Jaeger-LeCoultre: Reverso 70th Anniversary

Complications were introduced on the Reverso from the 60th model. How did the market react?

The Italian market reacted euphorically. 180 pieces were sold in Italy out of the 500 of the Reverso Tourbillon, which was a very expensive watch for the time. This confirmed that Italy was the most important market for Jaeger-LeCoultre, thanks to the great work done on the Reverso. Among other things, the Tourbillon was the first Reverso with a complication on the back case.

Jaeger-LeCoultre: Reverso Tourbillon

Do you think the Reverso created by Cartier bothered Jaeger-LeCoultre?

Jaeger was a French company which produced cases for Cartier in the 1930s, they designed the Dumont and the first rectangular Cartiers with bracelet; for Cartier they created the Cabriolet, a reversible watch, and other watches similar to the Reverso, including a square one. So, I would say no, it didn’t bother Jaeger-LeCoultre. In the 1930s the manufacture also made a Reverso for Patek Phillippe, with a Patek Philippe-branded dial.
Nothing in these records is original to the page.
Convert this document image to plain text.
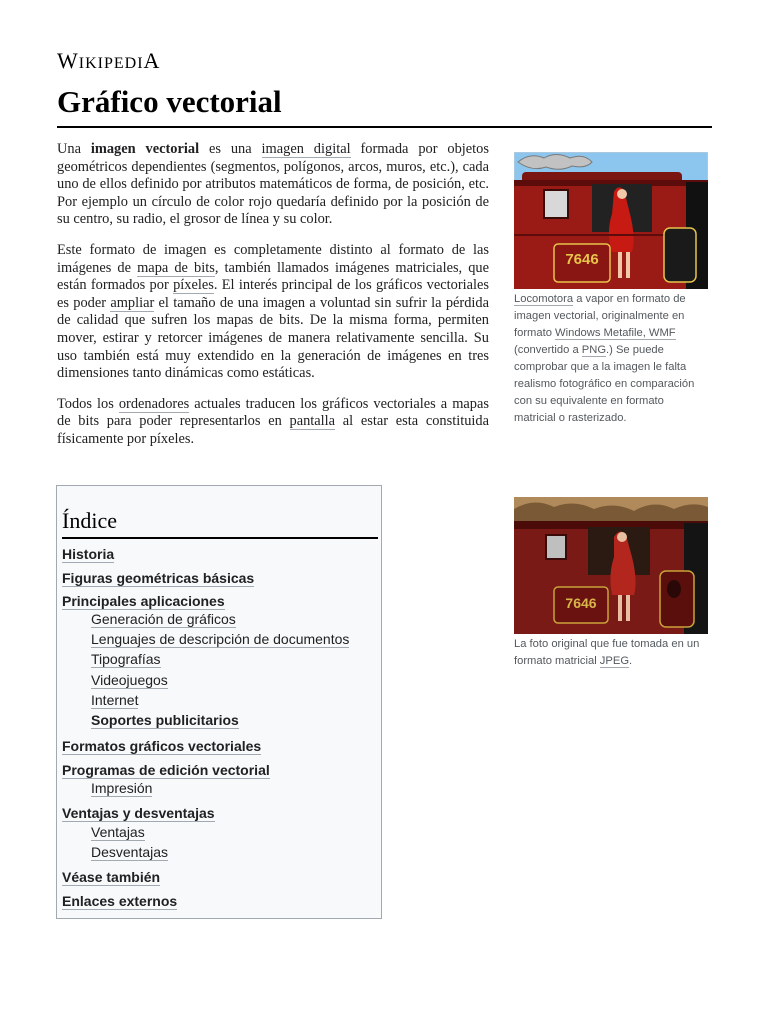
WIKIPEDIA
Gráfico vectorial

Una imagen vectorial es una imagen digital formada por objetos geométricos dependientes (segmentos, polígonos, arcos, muros, etc.), cada uno de ellos definido por atributos matemáticos de forma, de posición, etc. Por ejemplo un círculo de color rojo quedaría definido por la posición de su centro, su radio, el grosor de línea y su color.

Este formato de imagen es completamente distinto al formato de las imágenes de mapa de bits, también llamados imágenes matriciales, que están formados por píxeles. El interés principal de los gráficos vectoriales es poder ampliar el tamaño de una imagen a voluntad sin sufrir la pérdida de calidad que sufren los mapas de bits. De la misma forma, permiten mover, estirar y retorcer imágenes de manera relativamente sencilla. Su uso también está muy extendido en la generación de imágenes en tres dimensiones tanto dinámicas como estáticas.

Todos los ordenadores actuales traducen los gráficos vectoriales a mapas de bits para poder representarlos en pantalla al estar esta constituida físicamente por píxeles.

7646
Locomotora a vapor en formato de imagen vectorial, originalmente en formato Windows Metafile, WMF (convertido a PNG.) Se puede comprobar que a la imagen le falta realismo fotográfico en comparación con su equivalente en formato matricial o rasterizado.
7646
La foto original que fue tomada en un formato matricial JPEG.
Índice
Historia
Figuras geométricas básicas
Principales aplicaciones
Generación de gráficos
Lenguajes de descripción de documentos
Tipografías
Videojuegos
Internet
Soportes publicitarios
Formatos gráficos vectoriales
Programas de edición vectorial
Impresión
Ventajas y desventajas
Ventajas
Desventajas
Véase también
Enlaces externos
In short, we are grateful to Michele Corvo for this interview. Because he offered us a little of his time, which is precious for everyone, not just for those who work with timekeeping instruments. Because he told us a beautiful family story, one of those stories that compose the secret of Italian genius. Because he reminded us once again that Italy has been and still is – perhaps a little less today than yesterday – a beacon for the watch industry. Because the Reverso by Jaeger-LeCoultre is still legendary after 90 years, thanks to the passion of people who know how to recognize and value the masterpieces of watchmaking.